The university and Bloomberg are calling it the biggest contribution to an academic institution in American history, according to a press release — and the gift’s record-setting size will not be lost on possible challengers in a Democratic primary. Last week, Bloomberg said he plans to decide on a 2020 bid no later than February, a spokesperson confirmed to CNN.
The gift will fund financial aid for qualified low- and middle-income students, allowing the university to forever make admissions decisions on a “need-blind” basis — without considering an applicant’s ability to pay, according to the press release.
The contribution also eliminates student loans from financial aid packages, replacing those loans with grants that don’t need to be repaid.
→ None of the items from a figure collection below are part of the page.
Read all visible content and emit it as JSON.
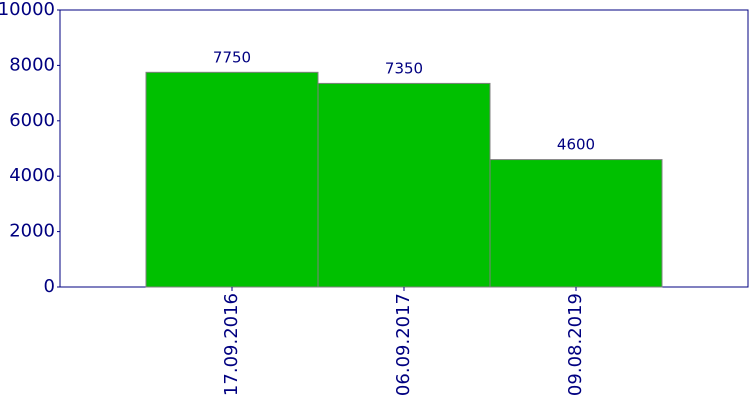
{
  "chart_data": {
    "type": "bar",
    "categories": [
      "17.09.2016",
      "06.09.2017",
      "09.08.2019"
    ],
    "values": [
      7750,
      7350,
      4600
    ],
    "color": "#00c000",
    "ylim": [
      0,
      10000
    ],
    "yticks": [
      0,
      2000,
      4000,
      6000,
      8000,
      10000
    ]
  }
}
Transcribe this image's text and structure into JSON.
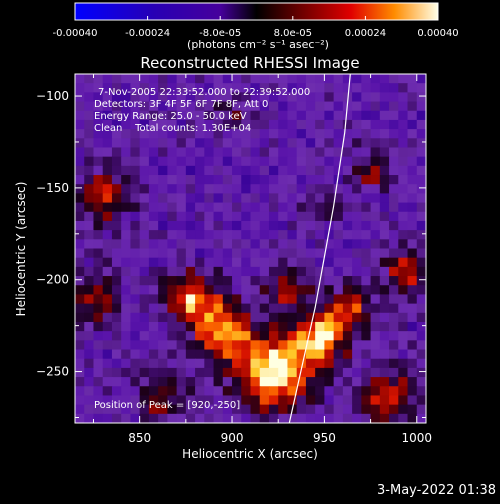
{
  "chart_data": {
    "type": "heatmap",
    "title": "Reconstructed RHESSI Image",
    "xlabel": "Heliocentric X (arcsec)",
    "ylabel": "Heliocentric Y (arcsec)",
    "xlim": [
      815,
      1005
    ],
    "ylim": [
      -278,
      -88
    ],
    "x_ticks": [
      850,
      900,
      950,
      1000
    ],
    "y_ticks": [
      -100,
      -150,
      -200,
      -250
    ],
    "colorbar": {
      "range": [
        -0.0004,
        0.0004
      ],
      "tick_values": [
        -0.0004,
        -0.00024,
        -8e-05,
        8e-05,
        0.00024,
        0.0004
      ],
      "tick_labels": [
        "-0.00040",
        "-0.00024",
        "-8.0e-05",
        "8.0e-05",
        "0.00024",
        "0.00040"
      ],
      "unit_label": "(photons cm⁻² s⁻¹ asec⁻²)"
    },
    "annotations": [
      "7-Nov-2005 22:33:52.000 to 22:39:52.000",
      "Detectors: 3F 4F 5F 6F 7F 8F, Att 0",
      "Energy Range: 25.0 - 50.0 keV",
      "Clean    Total counts: 1.30E+04"
    ],
    "peak_label": "Position of Peak = [920,-250]",
    "peak": [
      920,
      -250
    ],
    "hotspots": [
      {
        "x": 922,
        "y": -250,
        "amp": 1.0,
        "sigma": 14
      },
      {
        "x": 948,
        "y": -232,
        "amp": 0.85,
        "sigma": 10
      },
      {
        "x": 895,
        "y": -228,
        "amp": 0.8,
        "sigma": 11
      },
      {
        "x": 878,
        "y": -210,
        "amp": 0.75,
        "sigma": 10
      },
      {
        "x": 965,
        "y": -215,
        "amp": 0.55,
        "sigma": 9
      },
      {
        "x": 985,
        "y": -265,
        "amp": 0.5,
        "sigma": 12
      },
      {
        "x": 930,
        "y": -205,
        "amp": 0.45,
        "sigma": 9
      },
      {
        "x": 830,
        "y": -155,
        "amp": 0.55,
        "sigma": 10
      },
      {
        "x": 825,
        "y": -210,
        "amp": 0.5,
        "sigma": 10
      },
      {
        "x": 995,
        "y": -195,
        "amp": 0.55,
        "sigma": 9
      },
      {
        "x": 975,
        "y": -140,
        "amp": 0.4,
        "sigma": 8
      },
      {
        "x": 900,
        "y": -110,
        "amp": 0.3,
        "sigma": 8
      },
      {
        "x": 950,
        "y": -160,
        "amp": 0.35,
        "sigma": 7
      },
      {
        "x": 862,
        "y": -265,
        "amp": 0.45,
        "sigma": 10
      }
    ],
    "limb_curve": [
      [
        931,
        -278
      ],
      [
        945,
        -215
      ],
      [
        955,
        -160
      ],
      [
        961,
        -120
      ],
      [
        964,
        -88
      ]
    ]
  },
  "footer": {
    "timestamp": "3-May-2022 01:38"
  }
}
The change will ease the burden of student debt for many graduates and make the campus more socioeconomically diverse, Bloomberg wrote in a New York Times op-ed in which he explains his rationale for the gift and the impact it will have.
“America is at its best when we reward people based on the quality of their work, not the size of their pocketbook,” he wrote.
Improving access to top colleges and universities for students who can’t afford it has long been a focus of Bloomberg’s philanthropic efforts. Bloomberg’s foundation supports several programs dedicated to helping high-achieving, lower-income students apply to, enroll in and graduate from top institutions.
“This changes everything for us,” said Ronald J. Daniels, the president of Johns Hopkins University, in an interview with CNN. Without Bloomberg’s support, it was a “real struggle” for the school to meet its commitment to “need-blind” admissions, said Daniels.
Compared to its top 10 peers, Johns Hopkins had one of the lowest endowed funds for student financial aid and one of the smallest average need-based awards, making it increasingly difficult for families to afford the university, according to the press release.
Excluding the Johns Hopkins donation, Bloomberg has donated $6.4 billion to philanthropic causes ranging from climate change to improving health. The university is a significant beneficiary of Bloomberg’s giving, having received $1.5 billion in previous years to support research, teaching and financial aid.
Potential opponents in 2020 would have to consider Bloomberg’s wealth, which Forbes estimates to be $46 billion, and his willingness to spend it. The businessman contributed over $110 million in an effort to wrest control of the House and Senate from Republicans.
Bloomberg’s political spending and his appearance in a national TV ad earlier this month, urging voters to support Democrats raised his profile outside of New York, where he’s well known after serving three terms as mayor.
Bloomberg embarked on a political career after building a financial information and news empire Bloomberg L.P. In the New York Times op-ed, Bloomberg says his Johns Hopkins “diploma opened up doors that otherwise would have been closed, and allowed me to live the American dream.”